En los dibujos animados de esta película se muestra el cuerpo humano sin tapujos, lo cual en su origen fue un problema que plantearon los distribuidores. Frente a ello, Ocelot defendió esta concepción artística y visual contra viento y marea. Las mujeres de la aldea, jóvenes y ancianas, así como la propia hechicera aparecen con el torso desnudo y los senos a la vista de todos. El director asegura que en una ocasión exhibieron la película, traducida al suahili, en un colegio de Kenia y que los alumnos no reconocieron a esa África de gente semidesnuda y tradiciones mágicas. “Lo más triste es que África siente vergüenza de sus tradiciones y su manera de vivir y está adoptando una cultura que no es originaria del continente”, reflexiona Ocelot, “nuestra sociedad occidental oculta el deterioro del cuerpo humano y eso no es sano”.
Karabá, la malvada hechicera de Kirikú y la bruja.
Durante largos años y tras estudiar Bellas Artes en Francia y Estados Unidos, Ocelot se interesó por la realización de cortos de animación. Sin embargo, Kirikú y la bruja fue su primer largometraje, una película que cambió totalmente su vida y cuyo éxito contribuyó a lanzar la industria de la animación francesa e incluso europea. Los problemas en la búsqueda de financiación fueron enormes y esta tarea se llevó a cabo durante unos cuatro años hasta que se logró reunir la cifra de 3,8 millones de euros. Pese a todo, como se ha dicho, el éxito en taquilla y la aceptación de la crítica internacional, así como los numerosos premios recibidos, la convirtieron en un producto rentable y en el mascarón de proa del cine de animación europeo frente a la entonces todopoderosa industria Disney.

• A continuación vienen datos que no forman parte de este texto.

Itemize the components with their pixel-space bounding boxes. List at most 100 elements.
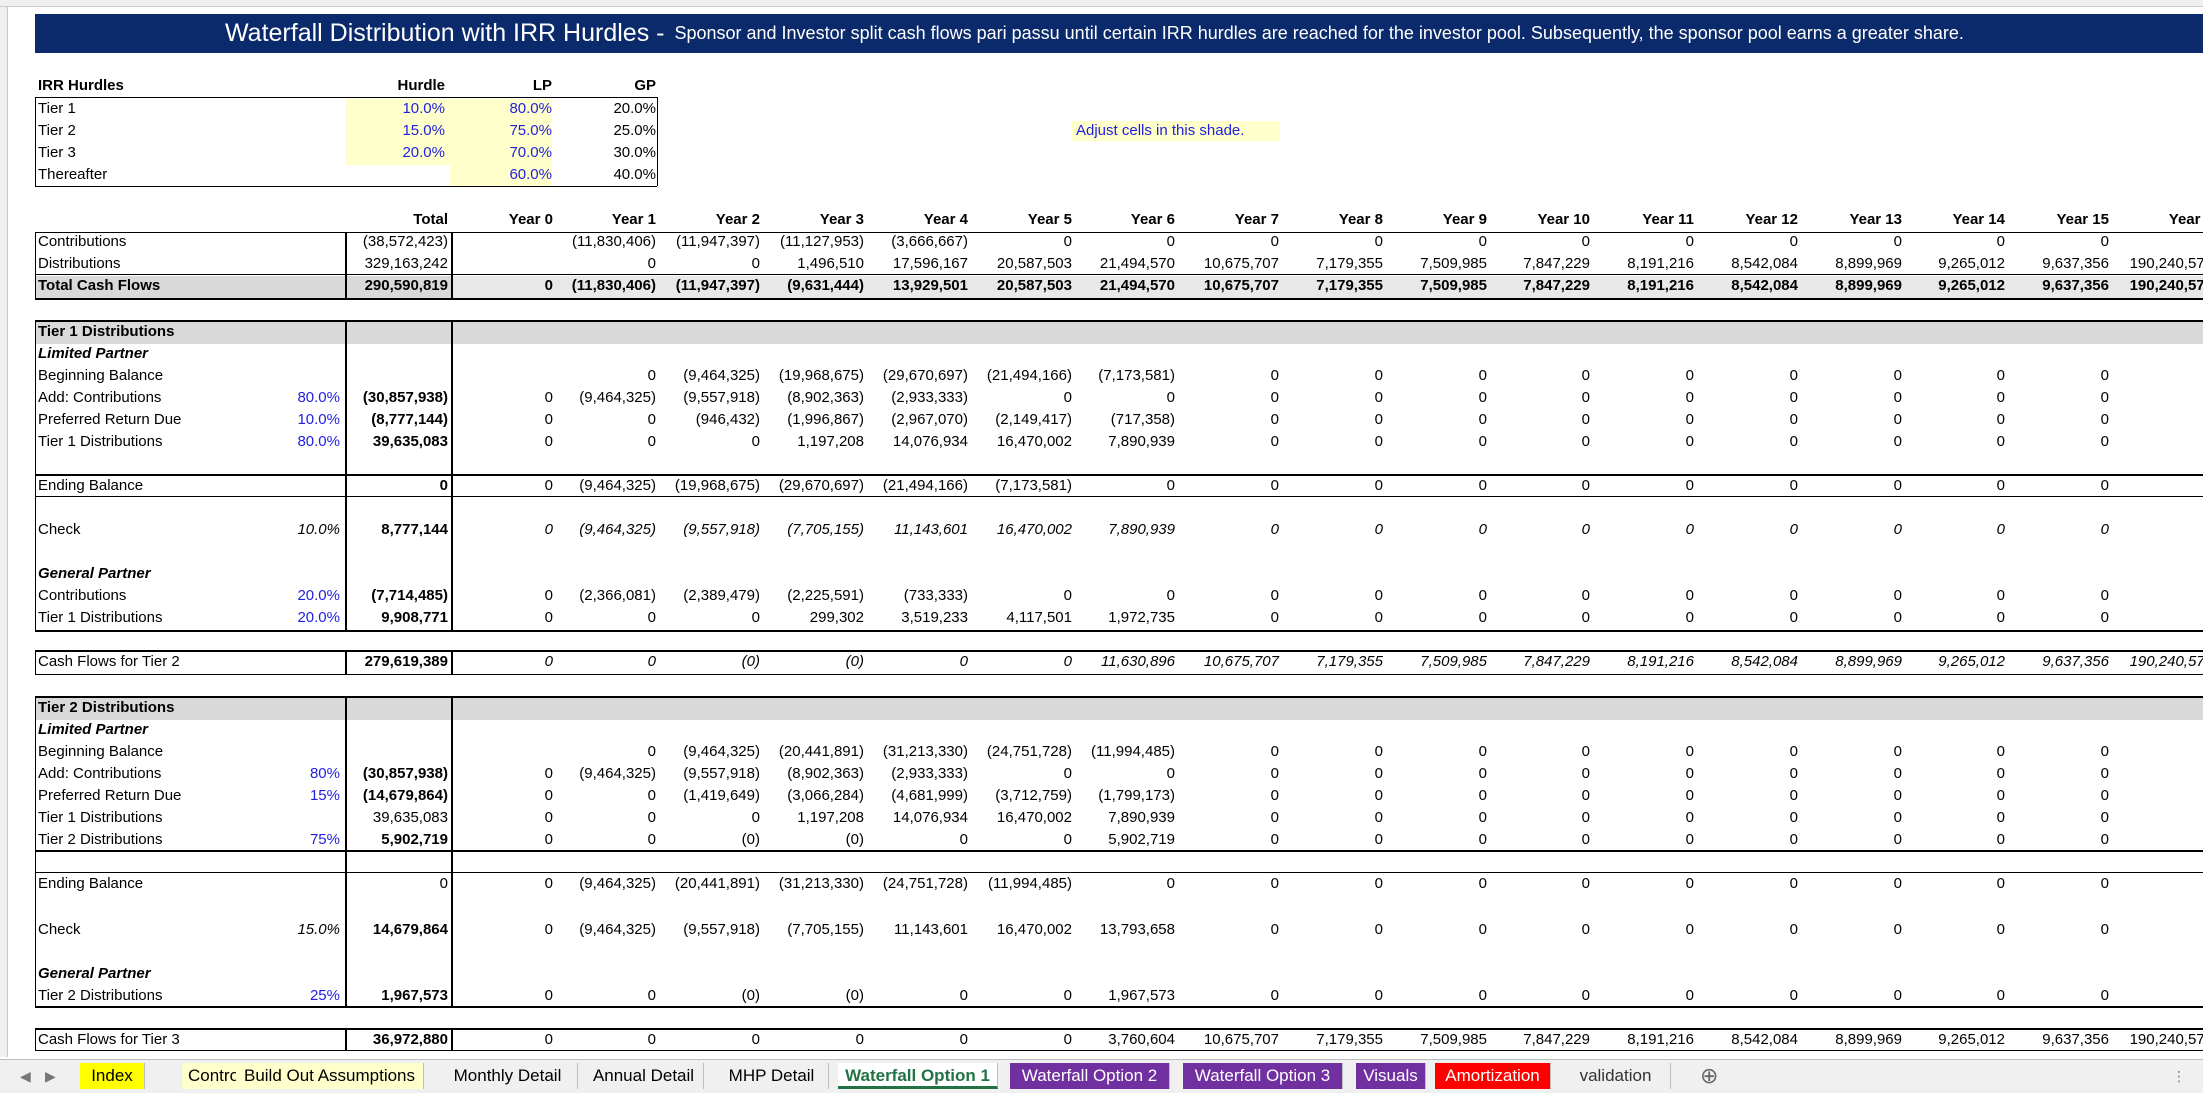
value-cell[interactable]: (1,799,173) <box>1073 786 1175 806</box>
value-cell[interactable]: 8,899,969 <box>1800 1030 1902 1050</box>
value-cell[interactable]: 0 <box>1592 830 1694 850</box>
total-cell[interactable]: 5,902,719 <box>346 830 448 850</box>
value-cell[interactable]: 10,675,707 <box>1177 276 1279 296</box>
value-cell[interactable]: 0 <box>1592 476 1694 496</box>
value-cell[interactable]: 14,076,934 <box>866 808 968 828</box>
value-cell[interactable]: 0 <box>2007 410 2109 430</box>
value-cell[interactable]: (20,441,891) <box>658 874 760 894</box>
total-cell[interactable]: 0 <box>346 476 448 496</box>
value-cell[interactable]: 0 <box>451 764 553 784</box>
value-cell[interactable]: 0 <box>1903 476 2005 496</box>
value-cell[interactable]: 0 <box>1177 432 1279 452</box>
value-cell[interactable]: 0 <box>1592 366 1694 386</box>
value-cell[interactable]: 0 <box>1903 608 2005 628</box>
value-cell[interactable]: 0 <box>1592 608 1694 628</box>
value-cell[interactable]: 0 <box>1696 986 1798 1006</box>
value-cell[interactable]: (2,389,479) <box>658 586 760 606</box>
value-cell[interactable]: 0 <box>2111 986 2203 1006</box>
value-cell[interactable]: 0 <box>2111 432 2203 452</box>
value-cell[interactable]: (9,557,918) <box>658 920 760 940</box>
value-cell[interactable]: 0 <box>451 520 553 540</box>
row-percent-cell[interactable]: 15% <box>268 786 340 806</box>
value-cell[interactable]: 13,929,501 <box>866 276 968 296</box>
value-cell[interactable]: 16,470,002 <box>970 520 1072 540</box>
total-cell[interactable]: 8,777,144 <box>346 520 448 540</box>
value-cell[interactable]: 7,847,229 <box>1488 652 1590 672</box>
value-cell[interactable]: (7,705,155) <box>762 520 864 540</box>
hurdle-value-cell[interactable] <box>345 165 445 185</box>
value-cell[interactable]: 0 <box>1903 232 2005 252</box>
value-cell[interactable]: 0 <box>1696 232 1798 252</box>
value-cell[interactable]: 0 <box>1281 232 1383 252</box>
value-cell[interactable]: (3,066,284) <box>762 786 864 806</box>
value-cell[interactable]: 8,899,969 <box>1800 652 1902 672</box>
value-cell[interactable]: 0 <box>451 830 553 850</box>
value-cell[interactable]: 0 <box>1073 232 1175 252</box>
value-cell[interactable]: 0 <box>1696 830 1798 850</box>
value-cell[interactable]: 190,240,579 <box>2111 1030 2203 1050</box>
sheet-tab-visuals[interactable]: Visuals <box>1356 1063 1426 1089</box>
value-cell[interactable]: 0 <box>2007 232 2109 252</box>
value-cell[interactable]: 0 <box>1592 388 1694 408</box>
value-cell[interactable]: 9,637,356 <box>2007 1030 2109 1050</box>
total-cell[interactable]: 1,967,573 <box>346 986 448 1006</box>
value-cell[interactable]: (946,432) <box>658 410 760 430</box>
value-cell[interactable]: 0 <box>2007 520 2109 540</box>
value-cell[interactable]: 0 <box>1696 920 1798 940</box>
value-cell[interactable]: 16,470,002 <box>970 808 1072 828</box>
value-cell[interactable]: 0 <box>1696 742 1798 762</box>
value-cell[interactable]: 0 <box>1592 808 1694 828</box>
total-cell[interactable]: 39,635,083 <box>346 808 448 828</box>
value-cell[interactable]: 0 <box>1177 986 1279 1006</box>
value-cell[interactable]: 8,542,084 <box>1696 652 1798 672</box>
value-cell[interactable]: 0 <box>1385 986 1487 1006</box>
value-cell[interactable]: 7,890,939 <box>1073 432 1175 452</box>
value-cell[interactable]: 0 <box>451 476 553 496</box>
value-cell[interactable]: 3,519,233 <box>866 608 968 628</box>
value-cell[interactable]: 0 <box>1073 476 1175 496</box>
row-percent-cell[interactable]: 10.0% <box>268 410 340 430</box>
value-cell[interactable]: 0 <box>2007 920 2109 940</box>
value-cell[interactable]: 7,179,355 <box>1281 254 1383 274</box>
sheet-tab-amortization[interactable]: Amortization <box>1435 1063 1551 1089</box>
value-cell[interactable]: 7,509,985 <box>1385 276 1487 296</box>
value-cell[interactable]: 10,675,707 <box>1177 652 1279 672</box>
value-cell[interactable]: 0 <box>1592 742 1694 762</box>
value-cell[interactable]: 21,494,570 <box>1073 254 1175 274</box>
value-cell[interactable]: 0 <box>2007 874 2109 894</box>
value-cell[interactable]: 0 <box>2007 388 2109 408</box>
value-cell[interactable]: 0 <box>2007 586 2109 606</box>
value-cell[interactable]: 0 <box>970 986 1072 1006</box>
value-cell[interactable]: 8,899,969 <box>1800 254 1902 274</box>
value-cell[interactable]: (2,933,333) <box>866 764 968 784</box>
value-cell[interactable]: 0 <box>1800 586 1902 606</box>
value-cell[interactable]: 0 <box>866 830 968 850</box>
value-cell[interactable]: 0 <box>1488 986 1590 1006</box>
value-cell[interactable]: 190,240,579 <box>2111 276 2203 296</box>
value-cell[interactable]: (11,947,397) <box>658 276 760 296</box>
value-cell[interactable]: 10,675,707 <box>1177 254 1279 274</box>
value-cell[interactable]: 7,847,229 <box>1488 254 1590 274</box>
value-cell[interactable]: 0 <box>1385 388 1487 408</box>
value-cell[interactable]: 7,509,985 <box>1385 254 1487 274</box>
value-cell[interactable]: 1,197,208 <box>762 432 864 452</box>
total-cell[interactable]: 39,635,083 <box>346 432 448 452</box>
value-cell[interactable]: 1,967,573 <box>1073 986 1175 1006</box>
value-cell[interactable]: (3,666,667) <box>866 232 968 252</box>
value-cell[interactable]: 0 <box>1903 388 2005 408</box>
value-cell[interactable]: 0 <box>2111 410 2203 430</box>
value-cell[interactable]: 0 <box>1177 476 1279 496</box>
value-cell[interactable]: 0 <box>1177 742 1279 762</box>
value-cell[interactable]: 0 <box>1903 432 2005 452</box>
value-cell[interactable]: 0 <box>451 410 553 430</box>
value-cell[interactable]: 299,302 <box>762 608 864 628</box>
value-cell[interactable]: 9,265,012 <box>1903 276 2005 296</box>
value-cell[interactable]: 8,899,969 <box>1800 276 1902 296</box>
value-cell[interactable]: 0 <box>2111 786 2203 806</box>
value-cell[interactable]: 0 <box>1696 410 1798 430</box>
value-cell[interactable]: 0 <box>554 366 656 386</box>
value-cell[interactable]: (8,902,363) <box>762 764 864 784</box>
value-cell[interactable]: 7,179,355 <box>1281 276 1383 296</box>
value-cell[interactable]: 7,509,985 <box>1385 652 1487 672</box>
value-cell[interactable]: 0 <box>762 1030 864 1050</box>
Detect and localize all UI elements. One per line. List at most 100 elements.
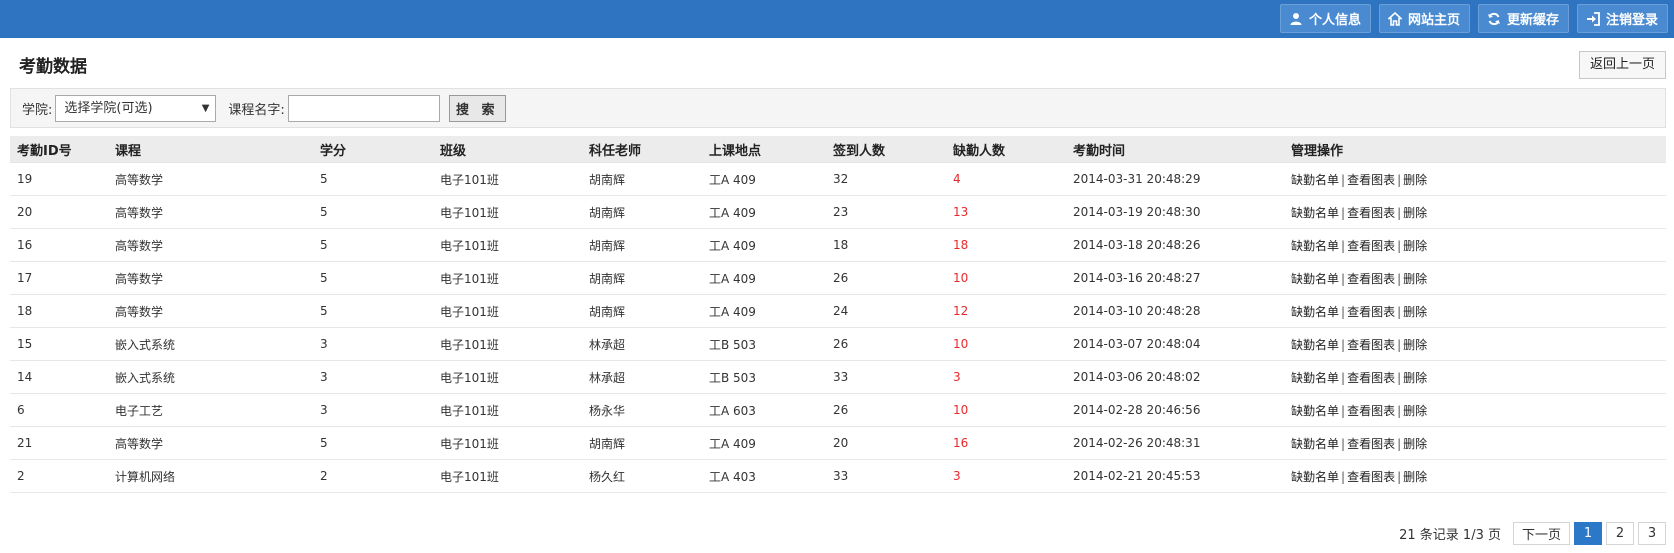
logout-icon: [1586, 11, 1600, 26]
search-button[interactable]: 搜 索: [448, 94, 506, 122]
cell-class: 电子101班: [433, 294, 582, 328]
delete-link[interactable]: 删除: [1403, 206, 1427, 220]
delete-link[interactable]: 删除: [1403, 173, 1427, 187]
separator: |: [1397, 469, 1402, 484]
cell-course: 嵌入式系统: [108, 327, 313, 361]
college-select-value: 选择学院(可选): [64, 100, 153, 116]
homepage-button[interactable]: 网站主页: [1378, 4, 1470, 33]
absence-list-link[interactable]: 缺勤名单: [1291, 338, 1339, 352]
delete-link[interactable]: 删除: [1403, 371, 1427, 385]
logout-button[interactable]: 注销登录: [1576, 4, 1668, 33]
view-chart-link[interactable]: 查看图表: [1347, 305, 1395, 319]
absence-list-link[interactable]: 缺勤名单: [1291, 239, 1339, 253]
table-row: 18 高等数学 5 电子101班 胡南辉 工A 409 24 12 2014-03-10 20:…: [10, 294, 1666, 328]
page-2-button[interactable]: 2: [1606, 522, 1634, 545]
separator: |: [1341, 469, 1346, 484]
view-chart-link[interactable]: 查看图表: [1347, 272, 1395, 286]
course-name-label: 课程名字:: [228, 102, 285, 118]
separator: |: [1341, 271, 1346, 286]
cell-credit: 3: [313, 393, 433, 427]
refresh-cache-button[interactable]: 更新缓存: [1477, 4, 1569, 33]
record-info: 21 条记录 1/3 页: [1399, 528, 1501, 543]
absence-list-link[interactable]: 缺勤名单: [1291, 371, 1339, 385]
view-chart-link[interactable]: 查看图表: [1347, 239, 1395, 253]
delete-link[interactable]: 删除: [1403, 437, 1427, 451]
separator: |: [1341, 370, 1346, 385]
header-teacher: 科任老师: [582, 136, 702, 163]
cell-time: 2014-02-28 20:46:56: [1066, 393, 1284, 427]
cell-time: 2014-02-21 20:45:53: [1066, 459, 1284, 493]
college-select[interactable]: 选择学院(可选) ▼: [55, 94, 217, 122]
delete-link[interactable]: 删除: [1403, 272, 1427, 286]
cell-credit: 5: [313, 294, 433, 328]
separator: |: [1397, 370, 1402, 385]
view-chart-link[interactable]: 查看图表: [1347, 173, 1395, 187]
delete-link[interactable]: 删除: [1403, 338, 1427, 352]
delete-link[interactable]: 删除: [1403, 404, 1427, 418]
page-title: 考勤数据: [19, 57, 87, 77]
view-chart-link[interactable]: 查看图表: [1347, 404, 1395, 418]
header-location: 上课地点: [702, 136, 826, 163]
cell-signed: 26: [826, 393, 946, 427]
cell-id: 19: [10, 162, 108, 196]
course-name-input[interactable]: [287, 94, 440, 122]
cell-class: 电子101班: [433, 459, 582, 493]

Pese a que no lo tenía previsto, el inesperado éxito de la película ha llevado a Ocelot a dirigir dos secuelas que recogen nuevas aventuras del pequeño héroe. La primera de ellas se llama Kirikú y las bestias salvajes y ve la luz en 2005. Al igual que su antecesora, la cinta obtiene un notable éxito en las salas de cine y entre la crítica. En esta ocasión, el director une su ingenio y buen hacer a la calidad técnica de la realizadora de animación Bénédicte Galup y entre ambos consiguen hilvanar cuatro historias que acontecen a Kirikú en la época en que la malvada Karabá mantiene su pernicioso poder. El niño deberá enfrentarse, una vez más, a los fetiches de la hechicera, pero también a una hiena, a un búfalo y a una planta venenosa.
La tercera película se estrena a finales de 2012 y se llama Kirikú y los hombres y las mujeres. Al igual que la cinta precedente, se trata de historias, en este caso cinco, que acontecen al mismo tiempo que la primera película y que son contadas por el abuelo del pequeño. Sin embargo, en esta ocasión se centra más en las relaciones de los aldeanos entre ellos o con extranjeros que están de paso por la aldea. Un ejemplo más del respeto hacia la historia y las tradiciones africanas que ha mostrado siempre Ocelot: uno de los forasteros que aparece en esta última película es una griot que narra la historia de Sundiata Keita, el rey fundador del Imperio de Mali en el siglo XIII, protagonista de múltiples leyendas y cuentos de África occidental y que han llegado hasta nuestros días gracias a la tradición oral.